Der Angeklagte verkennt, daß damit keine entscheidende (für die Unterstellung der Tat unter das Gesetz und auf die Wahl des anzuwendenden Strafsatzes Einfluß übende) Tatsache betroffen ist, weil für die Qualifikation nach der ersten Alternative des § 164 Abs 4 StGB (nicht die Menge, des punzierten oder unpunzierten Goldes sondern) ausschließlich das Überschreiten der Wertgrenze von 500.000 S maßgeblich (worauf allerdings noch einzugehen sein wird) ist. Darüber hinaus ist der Angeklagte auf die Beweiswürdigung (US 17) zu verweisen, in der ausreichend ausführlich und keineswegs Denkgesetze verletzend dargelegt wurde, welche Überlegungen den Feststellungen zugrunde liegen.
Zwar blieb die Konstatierung, vom Drittangeklagten sei in einschlägigen Kreisen bekannt gewesen, daß er Goldschmuck ankaufe und nicht nach dessen Herkunft frage, ohne weitere Begründung. Doch stellt dies (mangels konkret abgeleiteter Konsequenzen) keinen entscheidungsrelevanten Umstand dar. Der weitere Umstand, daß die Angeklagten einander kannten, wird dem Beschwerdevorbringen zuwider im Urteil nicht zur Begründung der Täterschafts des Beschwerdeführers, sondern als Argument für jene des Erst- und Zweitangeklagten herangezogen (US 16).
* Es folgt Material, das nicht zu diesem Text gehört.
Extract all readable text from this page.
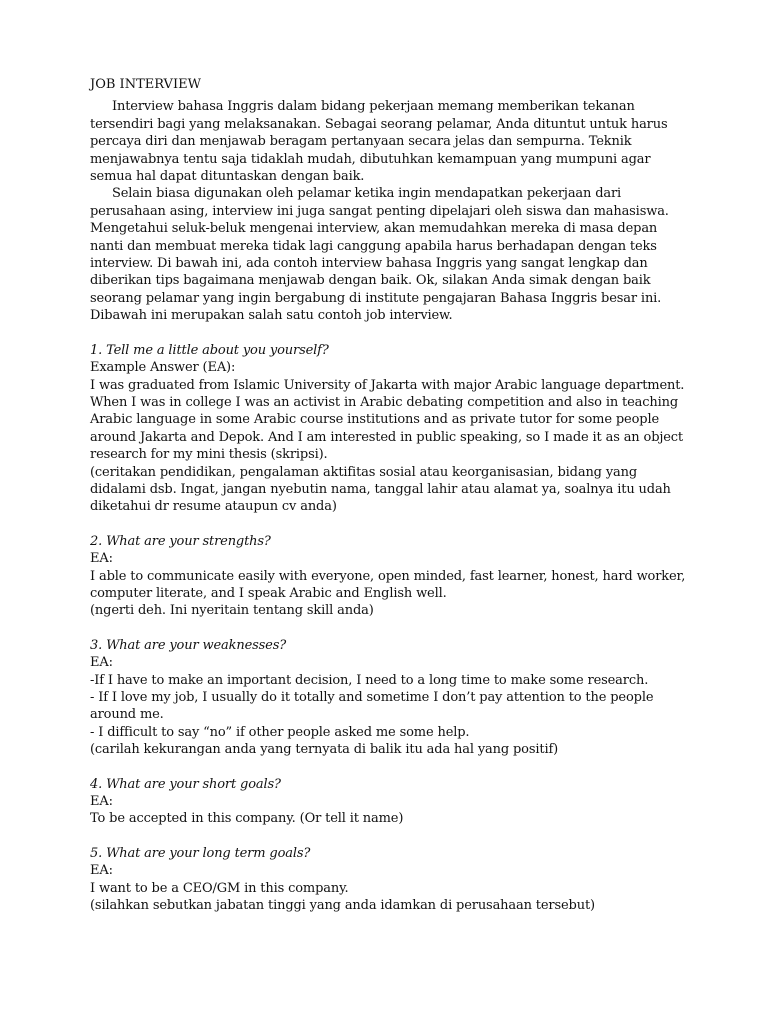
JOB INTERVIEW

Interview bahasa Inggris dalam bidang pekerjaan memang memberikan tekanan tersendiri bagi yang melaksanakan. Sebagai seorang pelamar, Anda dituntut untuk harus percaya diri dan menjawab beragam pertanyaan secara jelas dan sempurna. Teknik menjawabnya tentu saja tidaklah mudah, dibutuhkan kemampuan yang mumpuni agar semua hal dapat dituntaskan dengan baik.

Selain biasa digunakan oleh pelamar ketika ingin mendapatkan pekerjaan dari perusahaan asing, interview ini juga sangat penting dipelajari oleh siswa dan mahasiswa. Mengetahui seluk-beluk mengenai interview, akan memudahkan mereka di masa depan nanti dan membuat mereka tidak lagi canggung apabila harus berhadapan dengan teks interview. Di bawah ini, ada contoh interview bahasa Inggris yang sangat lengkap dan diberikan tips bagaimana menjawab dengan baik. Ok, silakan Anda simak dengan baik seorang pelamar yang ingin bergabung di institute pengajaran Bahasa Inggris besar ini. Dibawah ini merupakan salah satu contoh job interview.

1. Tell me a little about you yourself?

Example Answer (EA):

I was graduated from Islamic University of Jakarta with major Arabic language department. When I was in college I was an activist in Arabic debating competition and also in teaching Arabic language in some Arabic course institutions and as private tutor for some people around Jakarta and Depok. And I am interested in public speaking, so I made it as an object research for my mini thesis (skripsi).

(ceritakan pendidikan, pengalaman aktifitas sosial atau keorganisasian, bidang yang didalami dsb. Ingat, jangan nyebutin nama, tanggal lahir atau alamat ya, soalnya itu udah diketahui dr resume ataupun cv anda)

2. What are your strengths?

EA:

I able to communicate easily with everyone, open minded, fast learner, honest, hard worker, computer literate, and I speak Arabic and English well.

(ngerti deh. Ini nyeritain tentang skill anda)

3. What are your weaknesses?

EA:

-If I have to make an important decision, I need to a long time to make some research.

- If I love my job, I usually do it totally and sometime I don’t pay attention to the people around me.

- I difficult to say “no” if other people asked me some help.

(carilah kekurangan anda yang ternyata di balik itu ada hal yang positif)

4. What are your short goals?

EA:

To be accepted in this company. (Or tell it name)

5. What are your long term goals?

EA:

I want to be a CEO/GM in this company.

(silahkan sebutkan jabatan tinggi yang anda idamkan di perusahaan tersebut)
Auch konnte die Vorgangsweise des Angeklagten zur Begründung der inneren Tatseite herangezogen werden, wie der Besitz von Scheidewasser, der Ankauf einer Vielzahl von Schmuckstücken (US 15), der Mangel an ausreichenden Barmitteln (US 9 und 17) und der Wiederverkauf oder das Versetzen des angekauften Schmuckes (US 18).
Als Aktenwidrigkeit wird (US 9) gerügt, daß der Angeklagte unangemeldet in Österreich gelebt habe und keiner Beschäftigung nachgegangen sei. Dies stehe in Widerspruch zu den Polizeierhebungen. Wie sich aus den gesamten Urteilsdarlegungen jedoch ergibt, beziehen sich diese kritisierten Feststellungen ausschließlich auf den Erstangeklagten. Dem Erstgericht ist in dieser Hinsicht lediglich ein (berichtigungsfähiger) Schreibfehler unterlaufen.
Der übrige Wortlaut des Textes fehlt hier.